Contra a censura refinada

O Ministério Público e o Judiciário decidiram mesmo barbarizar. Ou, pelo menos, impor a máxima de que “contra força, não há resistência”. Mais precisamente, obrigar seguir à risca a lógica das democracias expressa numa frase tão repetida de que “decisões judiciais são para ser cumpridas, e não discutidas”.

Isso, na sua expressão cristalina, em países onde a democracia existe por causa do respeito à liberdade de imprensa.

A partir do momento em que alguns membros do MP e Judiciário decidem provar que tem poder suficiente para pressionar os profissionais de comunicação a seguirem cartilhas cunhadas prazerosamente sob autoritarismos pessoais, às favas as “recomendações” dos doutos promotores e juízes.
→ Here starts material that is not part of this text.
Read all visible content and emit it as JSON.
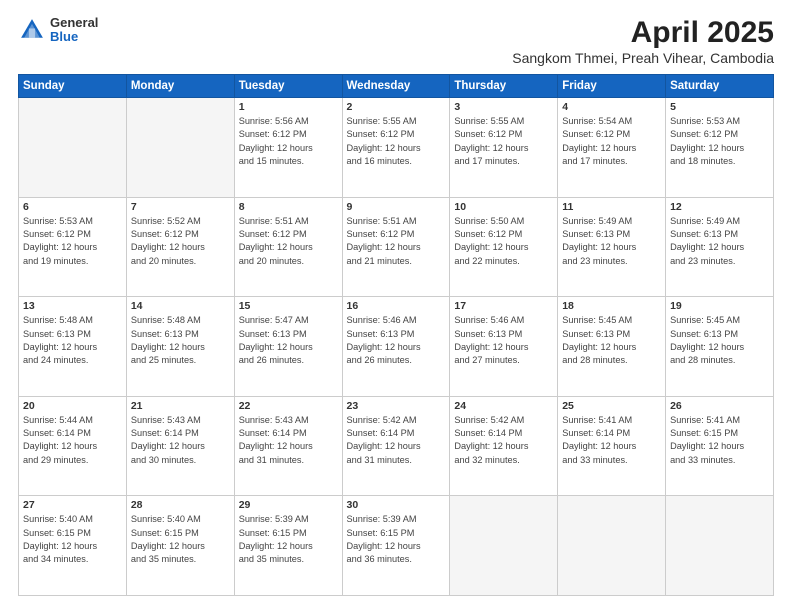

A recente decisão de alguns integrantes do MP proibir a imprensa de Marabá publicar matérias originárias da prefeitura municipal contendo citações religiosas, é uma barbaridade.

Os ventos sadios das democracias impõem, naturalmente, a todo veículo, a missão de publicar o que é de interesse público. O jornalista, bem intencionado, claro, não pode, jamais, sonegar informações aos seus leitores. Por isso mesmo, diante da inacreditável decisão dos apressados senhores membros do MP marabaense, o blog vem de público oficializar sua decisão de desobedecer qualquer recomendação no sentido de cessar a circulação livre da notícia.

Não importa se o prefeito Maurino Magalhães está ou não usando, em placas de propaganda oficial, imagens, símbolos ou frases religiosas, numa perfeita e condenável afronta ao nosso Estado laico. Isso aí é outro lance a ser discutido.

Não cabe a qualquer promotor a atribuição de se considerar censor da vez.

Isso é vergonhoso, depõe contra tudo o que a classe aprendeu no curso de Direito, guardião das liberdades do mundo civilizado.

O poster não apenas desobedecerá, como encapará campanha nacional contra essa indecência, já transformada em moda em outras comarcas dos dois segmentos da Justiça brasileira.

Basta relembrar a censura imposta aos jornais Diário do Pará e O Liberal, em Belém; proibição do Judiciário paulista ao jornal O Estado de São Paulo publicar qualquer matéria ofensiva ao presidente do Senado, José Sarney. Sem falar, no maior dos absurdos, a decisão do juiz Raimundo das Chagas Filho de determinar o impedimento do jornalista Lúcio Flávio Pinto citar nas folhas do Jornal Pessoal nomes de membros da família Maiorana.

Quase ao mesmo tempo, antes de sua morte, Juvêncio de Arruda também foi proibido pelo judiciário de Belém de continuar denunciando, no Quinta Emenda, os atos criminosos do ex-deputado estadual Luiz Afonso Sefer, acusado de pedofilia ao estuprar uma garota de nove anos de idade, e viver com ela bom tempo sob o mesmo teto.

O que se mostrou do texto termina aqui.